Even so, the price increases are a temporary Band-Aid on a much larger problem. Bowen says the 6.5% service fee does not nearly cover the rising costs of WoodGrain’s products and labor. But he recognizes that passing along even more of the added costs to customers isn’t a viable business strategy. 

“The 6.5% is a much smaller amount than we’d actually like to go, but it’s kind of an emergency relief for us,” Bowen says. While WoodGrain did receive federal benefits in 2020 through the Paycheck Protection Program and payroll tax credits, the business hasn’t had any additional government help since last year. 

As for what the future holds, Sotillo feels optimistic about the supply chain but is uncertain about the labor market. When it comes to products coming in on time, he thinks things will be back to normal by this time next year. “As far as employees,” he says, “I honestly have no idea if that’s going to get better or not.” 

Emphasizing the inextricable connection between employees and the supply chain,

Macaluso sees the situation differently. He says if the workforce doesn’t return to its original capacity, then the steady supply of goods won’t be returning any time soon either. “Which probably means inflation is here for — your guess is as good as mine — but I would guess one to three years.” 

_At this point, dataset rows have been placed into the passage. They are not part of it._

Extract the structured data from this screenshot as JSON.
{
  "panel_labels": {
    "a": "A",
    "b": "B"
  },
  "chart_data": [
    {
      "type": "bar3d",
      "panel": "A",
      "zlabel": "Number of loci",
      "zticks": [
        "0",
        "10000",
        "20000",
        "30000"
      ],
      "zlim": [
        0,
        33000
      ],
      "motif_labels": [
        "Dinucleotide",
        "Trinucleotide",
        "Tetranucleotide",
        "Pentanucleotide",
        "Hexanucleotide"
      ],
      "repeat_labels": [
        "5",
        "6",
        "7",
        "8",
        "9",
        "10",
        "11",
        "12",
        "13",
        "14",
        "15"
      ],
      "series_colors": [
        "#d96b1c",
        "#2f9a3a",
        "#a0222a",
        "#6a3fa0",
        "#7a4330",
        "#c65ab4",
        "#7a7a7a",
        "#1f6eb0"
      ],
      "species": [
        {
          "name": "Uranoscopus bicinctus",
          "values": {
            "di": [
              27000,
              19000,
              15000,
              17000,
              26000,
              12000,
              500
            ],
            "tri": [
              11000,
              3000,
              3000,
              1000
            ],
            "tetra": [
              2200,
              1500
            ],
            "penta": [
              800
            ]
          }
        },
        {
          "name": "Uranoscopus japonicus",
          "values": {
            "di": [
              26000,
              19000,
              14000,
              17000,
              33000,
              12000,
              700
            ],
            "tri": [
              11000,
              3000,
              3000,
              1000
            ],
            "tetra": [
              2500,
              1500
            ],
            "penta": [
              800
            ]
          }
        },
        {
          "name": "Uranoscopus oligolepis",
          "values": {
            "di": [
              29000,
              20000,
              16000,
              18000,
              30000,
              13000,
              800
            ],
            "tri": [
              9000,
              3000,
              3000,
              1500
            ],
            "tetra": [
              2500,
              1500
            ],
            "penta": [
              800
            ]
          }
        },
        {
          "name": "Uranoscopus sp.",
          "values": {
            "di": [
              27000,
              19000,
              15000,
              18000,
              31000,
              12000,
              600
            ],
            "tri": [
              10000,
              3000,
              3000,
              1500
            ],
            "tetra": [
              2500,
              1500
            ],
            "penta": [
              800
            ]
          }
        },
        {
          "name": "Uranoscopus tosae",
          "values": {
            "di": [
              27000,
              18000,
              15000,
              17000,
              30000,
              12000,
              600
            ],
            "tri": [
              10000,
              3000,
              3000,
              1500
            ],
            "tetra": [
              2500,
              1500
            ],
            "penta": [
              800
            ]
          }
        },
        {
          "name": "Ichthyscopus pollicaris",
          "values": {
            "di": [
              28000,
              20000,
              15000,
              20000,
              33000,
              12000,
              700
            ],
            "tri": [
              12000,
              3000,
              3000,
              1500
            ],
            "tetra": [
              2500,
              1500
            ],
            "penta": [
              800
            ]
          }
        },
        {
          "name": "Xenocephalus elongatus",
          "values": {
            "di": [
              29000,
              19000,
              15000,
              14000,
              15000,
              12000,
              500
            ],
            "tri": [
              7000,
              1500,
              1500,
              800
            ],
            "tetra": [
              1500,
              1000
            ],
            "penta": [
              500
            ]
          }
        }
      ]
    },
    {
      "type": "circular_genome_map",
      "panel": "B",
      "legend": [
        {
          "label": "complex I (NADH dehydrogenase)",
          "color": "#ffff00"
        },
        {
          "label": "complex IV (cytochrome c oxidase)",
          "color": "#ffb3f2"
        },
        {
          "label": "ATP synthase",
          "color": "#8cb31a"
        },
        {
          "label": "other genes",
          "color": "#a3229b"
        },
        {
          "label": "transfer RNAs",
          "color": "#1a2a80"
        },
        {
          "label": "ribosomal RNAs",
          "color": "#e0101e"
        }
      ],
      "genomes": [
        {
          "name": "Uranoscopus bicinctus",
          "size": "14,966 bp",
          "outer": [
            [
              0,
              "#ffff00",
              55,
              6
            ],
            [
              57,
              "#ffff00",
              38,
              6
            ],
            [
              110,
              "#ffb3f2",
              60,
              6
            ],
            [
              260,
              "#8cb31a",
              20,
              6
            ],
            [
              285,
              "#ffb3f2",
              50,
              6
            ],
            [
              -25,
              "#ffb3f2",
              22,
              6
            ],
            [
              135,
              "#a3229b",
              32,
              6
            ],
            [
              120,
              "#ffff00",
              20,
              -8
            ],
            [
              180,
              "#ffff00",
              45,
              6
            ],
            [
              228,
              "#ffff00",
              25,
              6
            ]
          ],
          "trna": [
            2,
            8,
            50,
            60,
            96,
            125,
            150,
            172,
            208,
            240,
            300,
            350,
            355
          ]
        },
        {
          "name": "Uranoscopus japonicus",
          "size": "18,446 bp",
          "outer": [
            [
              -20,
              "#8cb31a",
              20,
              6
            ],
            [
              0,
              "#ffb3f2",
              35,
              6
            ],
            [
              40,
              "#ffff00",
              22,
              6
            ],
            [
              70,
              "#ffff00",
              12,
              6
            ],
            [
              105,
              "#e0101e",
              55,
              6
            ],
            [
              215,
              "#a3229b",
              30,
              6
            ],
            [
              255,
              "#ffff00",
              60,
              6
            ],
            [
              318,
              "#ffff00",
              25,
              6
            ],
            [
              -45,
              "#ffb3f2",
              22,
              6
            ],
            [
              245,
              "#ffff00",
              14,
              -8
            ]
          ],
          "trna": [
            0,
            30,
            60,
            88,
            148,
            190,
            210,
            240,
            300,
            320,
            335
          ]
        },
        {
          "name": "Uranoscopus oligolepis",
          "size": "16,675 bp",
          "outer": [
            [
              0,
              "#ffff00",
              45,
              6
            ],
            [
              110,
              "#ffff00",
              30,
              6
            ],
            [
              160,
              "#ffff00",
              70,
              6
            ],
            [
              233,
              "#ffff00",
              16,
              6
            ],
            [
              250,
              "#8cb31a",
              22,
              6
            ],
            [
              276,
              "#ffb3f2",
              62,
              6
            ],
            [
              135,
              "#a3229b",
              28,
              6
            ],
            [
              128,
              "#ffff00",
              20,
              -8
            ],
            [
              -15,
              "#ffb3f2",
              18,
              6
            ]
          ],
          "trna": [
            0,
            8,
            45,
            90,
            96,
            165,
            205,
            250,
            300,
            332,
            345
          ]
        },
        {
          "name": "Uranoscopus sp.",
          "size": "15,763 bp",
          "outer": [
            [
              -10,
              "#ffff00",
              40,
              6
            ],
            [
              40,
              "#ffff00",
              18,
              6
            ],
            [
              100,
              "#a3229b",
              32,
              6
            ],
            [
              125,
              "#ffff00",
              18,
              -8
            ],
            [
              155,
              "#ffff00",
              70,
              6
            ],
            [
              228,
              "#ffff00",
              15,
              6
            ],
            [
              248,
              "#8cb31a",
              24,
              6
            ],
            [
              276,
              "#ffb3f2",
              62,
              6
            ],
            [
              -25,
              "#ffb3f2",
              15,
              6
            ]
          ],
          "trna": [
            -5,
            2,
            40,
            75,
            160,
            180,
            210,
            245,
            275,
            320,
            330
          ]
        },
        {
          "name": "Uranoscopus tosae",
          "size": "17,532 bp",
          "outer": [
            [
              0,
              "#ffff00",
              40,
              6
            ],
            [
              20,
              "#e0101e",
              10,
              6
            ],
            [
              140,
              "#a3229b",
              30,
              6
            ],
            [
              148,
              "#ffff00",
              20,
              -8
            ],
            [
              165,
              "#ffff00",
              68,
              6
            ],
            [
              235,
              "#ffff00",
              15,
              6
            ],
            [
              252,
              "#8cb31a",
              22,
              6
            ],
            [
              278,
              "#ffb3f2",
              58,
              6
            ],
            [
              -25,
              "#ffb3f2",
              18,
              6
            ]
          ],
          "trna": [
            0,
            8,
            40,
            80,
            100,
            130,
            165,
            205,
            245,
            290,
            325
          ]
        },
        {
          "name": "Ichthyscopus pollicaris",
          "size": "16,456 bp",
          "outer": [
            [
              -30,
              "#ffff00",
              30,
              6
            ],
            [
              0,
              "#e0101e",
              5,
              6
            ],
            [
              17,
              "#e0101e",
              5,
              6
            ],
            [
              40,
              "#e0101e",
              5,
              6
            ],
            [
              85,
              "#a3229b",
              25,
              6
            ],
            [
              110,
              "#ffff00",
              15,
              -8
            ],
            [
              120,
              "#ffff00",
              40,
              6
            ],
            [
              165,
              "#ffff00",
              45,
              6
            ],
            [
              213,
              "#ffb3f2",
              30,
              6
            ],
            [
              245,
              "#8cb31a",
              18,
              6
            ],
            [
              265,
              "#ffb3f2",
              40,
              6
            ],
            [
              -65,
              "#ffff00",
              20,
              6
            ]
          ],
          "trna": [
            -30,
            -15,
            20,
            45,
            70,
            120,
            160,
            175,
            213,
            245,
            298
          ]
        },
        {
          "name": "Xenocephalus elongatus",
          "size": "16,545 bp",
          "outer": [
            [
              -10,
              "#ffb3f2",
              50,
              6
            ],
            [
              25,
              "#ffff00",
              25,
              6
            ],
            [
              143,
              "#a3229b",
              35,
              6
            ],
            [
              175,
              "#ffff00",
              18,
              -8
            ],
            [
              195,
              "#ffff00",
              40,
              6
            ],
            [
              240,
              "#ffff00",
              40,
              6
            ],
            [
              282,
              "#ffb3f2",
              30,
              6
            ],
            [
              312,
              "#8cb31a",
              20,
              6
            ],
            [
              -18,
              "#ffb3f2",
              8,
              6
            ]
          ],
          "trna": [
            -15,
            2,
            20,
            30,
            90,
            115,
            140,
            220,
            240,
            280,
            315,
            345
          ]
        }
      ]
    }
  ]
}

Based on Macaluso’s assessment, it’s too soon to know when the notices will come down at WoodGrain Bagel & Deli. But in the meantime, these challenges underscore the complexities that go into putting a quick-serve breakfast on customers’ plates. That seemingly simple bagel and schmear represents a complicated web of labor, materials and pricing strategy. Maybe it’s a supply chain miracle to even have arrived at all.